Daily 1: Ebob's Shadow Monsters
Mission Giver: Static
Daily 2: Apokolips/DeSaad's Sadistic Parademons
Mission Giver: Grail
Daily 3: Fearsome Five Minions
Mission Giver: Steel
Weekly 1: Fearsome Five Boss (Individual)
Mission Giver: Rocket
Weekly 2: Fearsome Five Boss Ring
Mission Giver: Icon Projection
Hub/Engagement
Mission Turn-in: Cyborg
In most cases open world NPCs are either reused or partially modified. Due to the fact that Dakota City was a brand new map, it meant brand new characters. Characters we needed were itemized in the art requests, and once we had the character body data we would script their behavior.
Companions are a major aspect of the game, so it's critical we made interesting ally NPCs. We want these characters to be helpful, but not so powerful that they take care of the job themselves.
The example above is an AI strategy with simple rules that define how they character will move and navigate specific locations within the area.
Bosses are not often a large component of open worlds in DCUO. Because this map was nearly four times as large as other open world maps, we wanted to add more flavor by including a boss ring.
The example above is a more complex set of rules that depends on sophisticated logic (it was very challenging for me) that defines how it targets players in balanced way for 40+ possible players, what events are to be called, and what special attacks should be used.
When it comes to bosses, our players expect novelty. In game based upon superheroes and supervillains, it's crucial we build encounters full of action and drama. Each boss we design almost always comes with a fresh set of abilites unique to them. Combat was a new experience for me and this was my first time building and balancing combat mechanics.

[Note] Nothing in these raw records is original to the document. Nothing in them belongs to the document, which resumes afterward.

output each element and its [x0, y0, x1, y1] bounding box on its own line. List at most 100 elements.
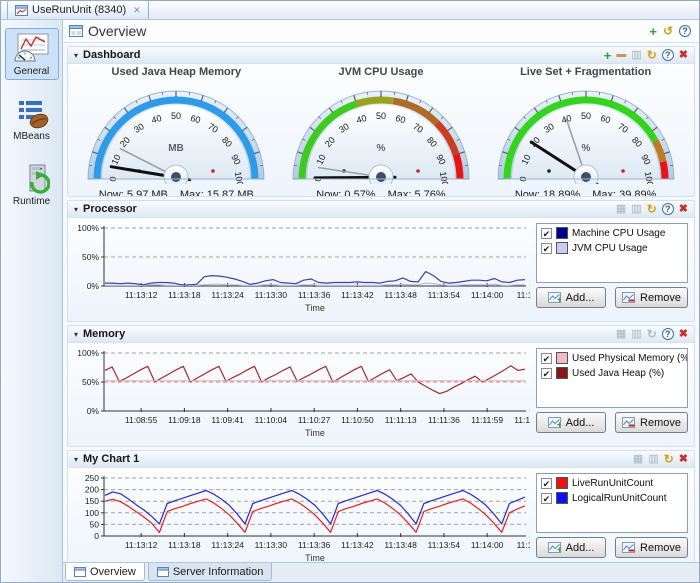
- accessibility-icon[interactable]: ▥: [631, 50, 641, 61]
- series-label: Machine CPU Usage: [572, 228, 665, 239]
- section-title: My Chart 1: [83, 453, 139, 465]
- collapse-twistie-icon[interactable]: ▾: [74, 205, 78, 214]
- sidebar-item-mbeans[interactable]: MBeans: [5, 93, 59, 145]
- svg-text:50%: 50%: [82, 252, 99, 262]
- refresh-icon[interactable]: ↻: [647, 203, 657, 215]
- sections-container: ▾ Dashboard + ▬ ▥ ↻ ? ✖ Used: [63, 43, 699, 562]
- svg-text:50%: 50%: [82, 377, 99, 387]
- remove-gauge-icon[interactable]: ▬: [616, 50, 626, 60]
- processor-legend: ✔ Machine CPU Usage ✔JVM CPU Usage: [536, 223, 688, 283]
- collapse-twistie-icon[interactable]: ▾: [74, 455, 78, 464]
- legend-item[interactable]: ✔Used Java Heap (%): [541, 367, 683, 379]
- svg-text:+: +: [557, 295, 561, 304]
- runtime-icon: [14, 163, 50, 195]
- section-title: Dashboard: [83, 49, 140, 61]
- close-tab-icon[interactable]: ✕: [133, 5, 141, 16]
- gauge-max-value: Max: 39.89%: [592, 189, 656, 197]
- svg-text:11:09:41: 11:09:41: [211, 415, 244, 425]
- tab-server-information[interactable]: Server Information: [148, 563, 272, 581]
- add-attribute-button[interactable]: + Add...: [536, 287, 606, 308]
- remove-attribute-button[interactable]: Remove: [615, 537, 688, 558]
- tab-overview[interactable]: Overview: [65, 563, 145, 581]
- dashboard-gauges: Used Java Heap Memory 010203040506070809…: [68, 64, 694, 197]
- refresh-icon[interactable]: ↻: [664, 453, 674, 465]
- add-chart-icon[interactable]: +: [649, 25, 657, 38]
- close-section-icon[interactable]: ✖: [679, 329, 688, 340]
- gauge-now-value: Now: 5.97 MB: [99, 189, 168, 197]
- legend-checkbox[interactable]: ✔: [541, 243, 552, 254]
- legend-checkbox[interactable]: ✔: [541, 228, 552, 239]
- svg-text:11:14:00: 11:14:00: [471, 290, 504, 300]
- remove-chart-icon: [622, 417, 635, 428]
- gauge-title: JVM CPU Usage: [338, 66, 423, 78]
- add-gauge-icon[interactable]: +: [604, 49, 612, 62]
- sidebar-item-general[interactable]: General: [5, 28, 59, 80]
- freeze-chart-icon[interactable]: ▦: [633, 454, 643, 465]
- legend-item[interactable]: ✔ Machine CPU Usage: [541, 227, 683, 239]
- svg-text:11:13:48: 11:13:48: [384, 540, 417, 550]
- svg-text:11:11:36: 11:11:36: [428, 415, 460, 425]
- svg-text:50: 50: [90, 519, 100, 529]
- section-processor: ▾ Processor ▦ ▥ ↻ ? ✖ 0%50%100%11:13:121…: [67, 200, 695, 322]
- legend-item[interactable]: ✔Used Physical Memory (%): [541, 352, 683, 364]
- my-chart-header[interactable]: ▾ My Chart 1 ▦ ▥ ↻ ✖: [68, 451, 694, 468]
- help-icon[interactable]: ?: [662, 49, 674, 61]
- svg-text:11:13:54: 11:13:54: [428, 540, 461, 550]
- add-attribute-button[interactable]: + Add...: [536, 537, 606, 558]
- legend-item[interactable]: ✔JVM CPU Usage: [541, 242, 683, 254]
- gauge-live-set: Live Set + Fragmentation 010203040506070…: [485, 65, 687, 197]
- accessibility-icon[interactable]: ▥: [631, 329, 641, 340]
- help-icon[interactable]: ?: [662, 328, 674, 340]
- gauge-title: Used Java Heap Memory: [112, 66, 242, 78]
- legend-item[interactable]: ✔LogicalRunUnitCount: [541, 492, 683, 504]
- svg-text:100: 100: [85, 508, 99, 518]
- refresh-icon[interactable]: ↻: [647, 49, 657, 61]
- svg-text:11:13:48: 11:13:48: [384, 290, 417, 300]
- svg-text:11:13:12: 11:13:12: [125, 290, 158, 300]
- legend-item[interactable]: ✔LiveRunUnitCount: [541, 477, 683, 489]
- legend-checkbox[interactable]: ✔: [541, 493, 552, 504]
- processor-side-panel: ✔ Machine CPU Usage ✔JVM CPU Usage + Add..…: [536, 220, 688, 320]
- remove-attribute-button[interactable]: Remove: [615, 287, 688, 308]
- legend-checkbox[interactable]: ✔: [541, 368, 552, 379]
- console-window: UseRunUnit (8340) ✕ General: [0, 0, 700, 583]
- freeze-chart-icon[interactable]: ▦: [616, 329, 626, 340]
- svg-text:11:13:36: 11:13:36: [298, 290, 331, 300]
- legend-checkbox[interactable]: ✔: [541, 353, 552, 364]
- help-icon[interactable]: ?: [679, 25, 691, 37]
- reset-to-default-icon[interactable]: ↺: [663, 25, 673, 37]
- svg-text:11:13:42: 11:13:42: [341, 290, 374, 300]
- add-attribute-button[interactable]: + Add...: [536, 412, 606, 433]
- accessibility-icon[interactable]: ▥: [631, 204, 641, 215]
- gauge-max-value: Max: 5.76%: [388, 189, 446, 197]
- svg-text:50: 50: [171, 111, 181, 121]
- svg-text:11:10:50: 11:10:50: [341, 415, 374, 425]
- connection-chart-icon: [15, 5, 28, 16]
- close-section-icon[interactable]: ✖: [679, 204, 688, 215]
- collapse-twistie-icon[interactable]: ▾: [74, 330, 78, 339]
- svg-text:11:13:24: 11:13:24: [211, 540, 244, 550]
- processor-header[interactable]: ▾ Processor ▦ ▥ ↻ ? ✖: [68, 201, 694, 218]
- accessibility-icon[interactable]: ▥: [648, 454, 658, 465]
- remove-button-label: Remove: [640, 417, 681, 429]
- svg-text:100: 100: [233, 171, 245, 184]
- tab-userununit[interactable]: UseRunUnit (8340) ✕: [7, 0, 149, 19]
- remove-attribute-button[interactable]: Remove: [615, 412, 688, 433]
- series-label: Used Physical Memory (%): [572, 353, 688, 364]
- svg-text:Time: Time: [305, 428, 325, 438]
- series-color-swatch: [556, 367, 568, 379]
- editor-area: Overview + ↺ ? ▾ Dashboard + ▬: [63, 20, 699, 582]
- legend-checkbox[interactable]: ✔: [541, 478, 552, 489]
- gauge-jvm-cpu: JVM CPU Usage 0102030405060708090100% No…: [280, 65, 482, 197]
- close-section-icon[interactable]: ✖: [679, 50, 688, 61]
- series-color-swatch: [556, 352, 568, 364]
- freeze-chart-icon[interactable]: ▦: [616, 204, 626, 215]
- collapse-twistie-icon[interactable]: ▾: [74, 51, 78, 60]
- svg-text:%: %: [581, 143, 590, 154]
- help-icon[interactable]: ?: [662, 203, 674, 215]
- sidebar-item-runtime[interactable]: Runtime: [5, 158, 59, 210]
- svg-text:11:14:0: 11:14:0: [517, 540, 530, 550]
- memory-header[interactable]: ▾ Memory ▦ ▥ ↻ ? ✖: [68, 326, 694, 343]
- close-section-icon[interactable]: ✖: [679, 454, 688, 465]
- dashboard-header[interactable]: ▾ Dashboard + ▬ ▥ ↻ ? ✖: [68, 47, 694, 64]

Mammoth needs to first mark on of the up-to-50 players as the target he'll attack after leaping
Identify players within an 80 meter sphere (to consider players who are flying at the time of attack)
Only consider characters and disregard enemy adds, allies, pets, etc.
Tag them as the target for 50 seconds
Once Mammoth was in the air, he'd come crashing down and pummel the tagged player
Create a 3 meter sphere area around that will apply damage to the tagged player
Delay it by 1.5 seconds to allow for the animation to finish
Target himself to absorb some of the damage taken as health
For a a charged attack, Mammoth with need to prepare as a means for player messaging
Target himself to apply a tag that can discern player attributes
Generate a 2 meter cone around him and charge at random players (e.g., random_most_hate)
A cone was used so that as Mammoth got closer, his delivery mechanism would become wider
If the player is blocking, do less damage
If the player is not blocking, do more damage
Regardless if the player is or is not blocking, knock them back at a magnitude of ten units, an angle of 20º, and keep them on the ground for 1 second
Mammoth would repeatedly jump up and down and crash upon players
Generate a 2 meter cone around that pulses up to eight times
If the player is blocking, do less damage and push them back at magnitude of five units, an angle of 15º, and confuse them for one second
If the player is not blocking, do more damage and push them back at a magnitude of 15 units, and angle of 15º, and confuse the, for one second
Mammoth's fight was immensely complex and became increasingly difficult to maintain. As you can see from the adjacent example, the script was massive, and the size of it alone made it almost illegible.
The fight included a variety of special attacks, and to keep the fight fresh while keeping players informed, Mammoth's AI sent many events through the encounter. Many of these were for player messaging like FX or lines of VO, but other times it was for enemy adds.
There are a groupings at the upper-left and lower-middle with numerous nodes. This is where additional baddies came in to fight. There are so many to enumerate every NPC that could possibly come into the fight, and then the single node that feeds into it would randomize which of them or how many should spawn in when triggered.